Hey there, mollusk. Are you wanting to support your local internet artist
scumbag piece of shit obnoxious stupid person creep loser?
Well, you've obviously come to the right place. Here, I have things you might want to buy. Stickers I've had printed, art I've made, miscellaneous physical items. They could maybe be props, or junk related to this website or my YouTube channel. Anything that you may or may not want, if you're so much of a devoted fan of Put It on My Bill. And if you are, hell, I thank you very much.

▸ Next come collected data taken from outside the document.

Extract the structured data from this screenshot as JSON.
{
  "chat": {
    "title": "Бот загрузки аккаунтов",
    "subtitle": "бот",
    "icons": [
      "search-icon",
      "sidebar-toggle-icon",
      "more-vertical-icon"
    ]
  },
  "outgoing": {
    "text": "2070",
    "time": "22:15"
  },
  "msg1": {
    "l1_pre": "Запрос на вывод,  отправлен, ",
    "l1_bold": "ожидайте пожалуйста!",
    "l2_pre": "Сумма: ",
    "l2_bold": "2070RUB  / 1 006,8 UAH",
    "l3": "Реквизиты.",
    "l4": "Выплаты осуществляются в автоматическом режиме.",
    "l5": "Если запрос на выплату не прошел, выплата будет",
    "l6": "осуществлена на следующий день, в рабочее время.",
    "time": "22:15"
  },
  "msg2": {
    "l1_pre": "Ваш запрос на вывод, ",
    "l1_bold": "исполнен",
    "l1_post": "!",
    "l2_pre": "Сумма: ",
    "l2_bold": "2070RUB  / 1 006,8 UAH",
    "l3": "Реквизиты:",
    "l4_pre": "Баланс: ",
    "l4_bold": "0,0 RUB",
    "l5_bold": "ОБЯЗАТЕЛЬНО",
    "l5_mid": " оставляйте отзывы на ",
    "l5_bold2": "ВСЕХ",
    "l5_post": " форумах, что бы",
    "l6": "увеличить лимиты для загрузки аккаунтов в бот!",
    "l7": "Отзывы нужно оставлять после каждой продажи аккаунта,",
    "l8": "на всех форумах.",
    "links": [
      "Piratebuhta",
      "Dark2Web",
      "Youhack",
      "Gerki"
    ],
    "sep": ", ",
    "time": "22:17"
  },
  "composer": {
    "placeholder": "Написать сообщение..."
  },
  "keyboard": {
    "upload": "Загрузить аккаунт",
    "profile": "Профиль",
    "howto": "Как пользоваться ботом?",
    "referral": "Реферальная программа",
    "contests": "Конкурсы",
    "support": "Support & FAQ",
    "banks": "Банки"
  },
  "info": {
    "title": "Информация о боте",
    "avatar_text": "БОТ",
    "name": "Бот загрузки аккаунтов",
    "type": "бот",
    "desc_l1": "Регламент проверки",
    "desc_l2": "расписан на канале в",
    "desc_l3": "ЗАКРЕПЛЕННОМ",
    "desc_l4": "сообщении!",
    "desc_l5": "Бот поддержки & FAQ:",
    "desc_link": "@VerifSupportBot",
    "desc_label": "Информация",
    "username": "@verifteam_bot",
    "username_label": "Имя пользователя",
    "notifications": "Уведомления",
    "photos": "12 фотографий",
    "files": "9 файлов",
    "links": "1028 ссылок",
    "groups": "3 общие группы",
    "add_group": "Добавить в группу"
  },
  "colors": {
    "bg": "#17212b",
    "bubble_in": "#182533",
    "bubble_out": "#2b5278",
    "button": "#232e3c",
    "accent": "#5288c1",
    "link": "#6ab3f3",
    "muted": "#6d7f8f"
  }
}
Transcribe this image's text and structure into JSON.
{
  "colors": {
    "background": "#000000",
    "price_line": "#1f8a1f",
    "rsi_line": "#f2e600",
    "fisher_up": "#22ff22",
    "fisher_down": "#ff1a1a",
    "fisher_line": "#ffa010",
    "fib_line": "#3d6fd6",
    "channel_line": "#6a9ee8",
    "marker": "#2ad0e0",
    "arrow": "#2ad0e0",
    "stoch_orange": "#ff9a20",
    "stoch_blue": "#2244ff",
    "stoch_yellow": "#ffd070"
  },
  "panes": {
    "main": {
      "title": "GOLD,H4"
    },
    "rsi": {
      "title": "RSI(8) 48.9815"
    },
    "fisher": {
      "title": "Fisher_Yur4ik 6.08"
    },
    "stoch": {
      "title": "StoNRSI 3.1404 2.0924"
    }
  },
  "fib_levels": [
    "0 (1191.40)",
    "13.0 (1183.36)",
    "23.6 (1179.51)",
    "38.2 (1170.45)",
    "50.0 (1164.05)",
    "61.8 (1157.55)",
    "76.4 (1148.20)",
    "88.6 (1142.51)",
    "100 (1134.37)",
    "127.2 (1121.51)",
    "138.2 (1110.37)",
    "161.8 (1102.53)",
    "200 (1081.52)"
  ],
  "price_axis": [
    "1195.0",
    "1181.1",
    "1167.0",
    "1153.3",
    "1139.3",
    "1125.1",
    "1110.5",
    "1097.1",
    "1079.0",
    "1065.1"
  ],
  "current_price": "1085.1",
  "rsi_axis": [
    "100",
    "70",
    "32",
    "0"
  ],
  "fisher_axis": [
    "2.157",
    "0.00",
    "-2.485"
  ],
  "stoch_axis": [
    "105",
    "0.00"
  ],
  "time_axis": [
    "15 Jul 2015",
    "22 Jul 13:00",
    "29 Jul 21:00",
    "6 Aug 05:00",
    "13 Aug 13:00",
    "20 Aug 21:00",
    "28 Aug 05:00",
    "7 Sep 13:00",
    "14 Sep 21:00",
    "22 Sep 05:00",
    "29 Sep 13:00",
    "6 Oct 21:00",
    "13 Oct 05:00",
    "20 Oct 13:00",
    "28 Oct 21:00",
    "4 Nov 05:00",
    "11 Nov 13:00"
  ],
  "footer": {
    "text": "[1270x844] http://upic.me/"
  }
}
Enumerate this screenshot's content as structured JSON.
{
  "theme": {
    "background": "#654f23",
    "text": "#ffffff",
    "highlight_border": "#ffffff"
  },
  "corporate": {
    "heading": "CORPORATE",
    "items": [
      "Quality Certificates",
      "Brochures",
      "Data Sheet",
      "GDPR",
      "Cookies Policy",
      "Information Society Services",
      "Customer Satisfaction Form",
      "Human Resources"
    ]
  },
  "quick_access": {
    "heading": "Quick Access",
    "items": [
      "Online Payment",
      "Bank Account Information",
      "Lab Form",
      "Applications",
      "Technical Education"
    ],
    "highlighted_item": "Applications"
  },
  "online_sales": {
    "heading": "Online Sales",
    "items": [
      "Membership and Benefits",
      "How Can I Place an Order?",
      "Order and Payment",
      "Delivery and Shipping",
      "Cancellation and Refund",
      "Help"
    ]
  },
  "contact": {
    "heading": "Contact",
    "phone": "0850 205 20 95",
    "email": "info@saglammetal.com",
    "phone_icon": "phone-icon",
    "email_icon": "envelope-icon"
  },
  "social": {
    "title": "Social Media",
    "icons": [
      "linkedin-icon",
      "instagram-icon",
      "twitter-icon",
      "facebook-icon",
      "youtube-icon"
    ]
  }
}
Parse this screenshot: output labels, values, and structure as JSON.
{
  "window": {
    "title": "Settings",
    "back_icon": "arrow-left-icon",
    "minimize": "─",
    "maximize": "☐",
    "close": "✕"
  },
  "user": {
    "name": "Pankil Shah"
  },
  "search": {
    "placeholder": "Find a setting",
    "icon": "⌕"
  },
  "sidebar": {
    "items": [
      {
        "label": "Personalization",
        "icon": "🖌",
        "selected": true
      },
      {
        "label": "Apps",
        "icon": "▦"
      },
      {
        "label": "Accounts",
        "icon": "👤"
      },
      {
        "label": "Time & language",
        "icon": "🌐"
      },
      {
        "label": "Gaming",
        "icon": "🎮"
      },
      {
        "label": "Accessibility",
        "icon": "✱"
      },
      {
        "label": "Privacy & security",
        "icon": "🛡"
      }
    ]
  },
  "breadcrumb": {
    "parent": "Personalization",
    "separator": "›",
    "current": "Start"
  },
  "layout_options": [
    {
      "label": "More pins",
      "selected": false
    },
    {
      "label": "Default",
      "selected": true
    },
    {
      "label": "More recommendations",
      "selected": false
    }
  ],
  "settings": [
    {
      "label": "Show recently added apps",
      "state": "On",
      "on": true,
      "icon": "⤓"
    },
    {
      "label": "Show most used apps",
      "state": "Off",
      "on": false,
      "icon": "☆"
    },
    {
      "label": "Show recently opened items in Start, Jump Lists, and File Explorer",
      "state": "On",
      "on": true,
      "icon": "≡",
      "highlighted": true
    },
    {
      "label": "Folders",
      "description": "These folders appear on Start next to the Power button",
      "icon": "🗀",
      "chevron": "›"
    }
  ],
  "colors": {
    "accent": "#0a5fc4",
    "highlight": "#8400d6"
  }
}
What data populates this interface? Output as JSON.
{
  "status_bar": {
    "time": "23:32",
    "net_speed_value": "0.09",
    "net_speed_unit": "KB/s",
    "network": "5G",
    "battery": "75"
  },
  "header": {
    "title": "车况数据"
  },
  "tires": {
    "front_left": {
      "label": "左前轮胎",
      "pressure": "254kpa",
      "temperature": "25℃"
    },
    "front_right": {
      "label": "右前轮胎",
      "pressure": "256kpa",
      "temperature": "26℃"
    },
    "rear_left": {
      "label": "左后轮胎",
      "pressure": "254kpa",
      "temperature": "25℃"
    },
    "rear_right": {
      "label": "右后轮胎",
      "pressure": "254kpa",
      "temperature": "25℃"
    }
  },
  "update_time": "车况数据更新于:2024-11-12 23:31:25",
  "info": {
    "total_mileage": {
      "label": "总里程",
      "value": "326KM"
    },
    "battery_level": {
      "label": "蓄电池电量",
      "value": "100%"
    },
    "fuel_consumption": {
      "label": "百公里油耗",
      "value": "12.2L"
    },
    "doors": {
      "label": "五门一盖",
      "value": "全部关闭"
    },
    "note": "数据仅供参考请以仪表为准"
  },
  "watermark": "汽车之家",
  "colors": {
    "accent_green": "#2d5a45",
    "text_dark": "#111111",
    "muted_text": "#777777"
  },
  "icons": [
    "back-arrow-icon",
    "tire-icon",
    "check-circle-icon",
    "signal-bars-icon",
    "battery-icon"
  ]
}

All of these proceeds will go to me, as opposed to the third party merch store I made, wherein I get maybe 10% of whatever revenue is made from people buying my merch. That said, these things are all pretty inexpensive. Obviously if it's just some paper or prop that I've used, it's payment enough that you want it. Most things here, unless it's art that I've spent time working on, are probably just $1. I think that breaks even for the stickers I've had printed. If not, well, that's lame. And lame is the whole point, so I'm all for it!
Each item listed on here will have an ORDER NUMBER. When you find something that you'd like to purchase, please send my Twitter account a message, @Put1tonMyBill, with your order number and mailing address. From there, I will link you to my PayPal, you can send me the money, and I can send you your order in the mail. Everything I send will come with a personalized note, and some business cards. It will be my greatest pleasure to serve you! Sometimes, late at night, I feel like crying. But I never do. I never do.
If you do not have Twitter, or prefer to use something else, you can reach me through the Put It on My Bill Facebook page. Although I might not respond to you as fast because of issues with the Facebook page messaging system.
If you do not have PayPal, or prefer to use something else, we can also use Venmo.
DISCLAIMERS: If your order is a piece of art or any kind of paper, it will be folded to fit into an envelope.
Items will be added to the catalogue as time goes by. Items will be removed when there is no more for sale.
If there is an item you would like to purchase that is not listed on our catalogue, contact us.
Maybe, just maybe, we can make an exception. Just for you, you charming little diamond.
Now, one last thing before we get into the catalogue listings:
It's possible that you found this catalogue in an alley, stumbled across it in a friend's apartment, or maybe uncovered it at the scene of a crime. Put it down, then forget you ever saw it. And remember this phrase, "I didn't see anything."
If you're still reading this, I hope you're supposed to be. Whoever gave this to you has to vouch for you, and they know what a risk that is, even if you don't. Our clientele have been hand selected for their appreciation of the art, but if for some reason you lose the taste for Put It on My Bill, then we'll have to give you the full first-hand experience.
Here is a small sticker, with a penny next to it to help demonstrate the size of the sticker. No, the penny is not included. It would be against the law, not to mention just illogical, for me to sell you legal tender. At least, I think so.
I have plenty of these, so feel free to order more than one. Put them on your skateboards, guitars, laptops, or water bottles! Us them as bumper stickers to show apathetic people who may be driving behind you in traffic that you're miserable and proud! Vandalize your community by sticking these on street signs, sidewalk curbs, light posts, or newspaper dispensers!
(For legal reasons, Put It on My Bill and its associates do not encourage vandalism. For moral reasons, Put It on My Bill and its associates are believe that a sticker smaller than a flacid penis is not going to hurt anybody, placed on a streetlight or otherwise.)
$1 per sticker // ORDER #001
Here is a another small sticker. Same size, just, y'know, turned horizontally. Again, a penny next to it for scale. And AGAIN, I have to stress that the penny is not for sale. If you really are that desperate for pennies, go walk around outside gas stations or supermarkets, there's usually pennies out on the sidewalks in front of them. Or check a fountain, I guess. I don't know.
If this design looks similar to the FACE STICKER, and you're thinking that I just cropped the image and reversed the colors, you'd be exactly right. But I think it looks cool. Like some nasty, swampy sunset. A messy look, sure, but we like that stuff here. We're naughty. Naughty boys over here at Put It on My Bill.
putitonmybill.org, the naughtiest website for naughty boys. Maybe I should make that the subhead for the front page of the site. Actually, maybe I shouldn't.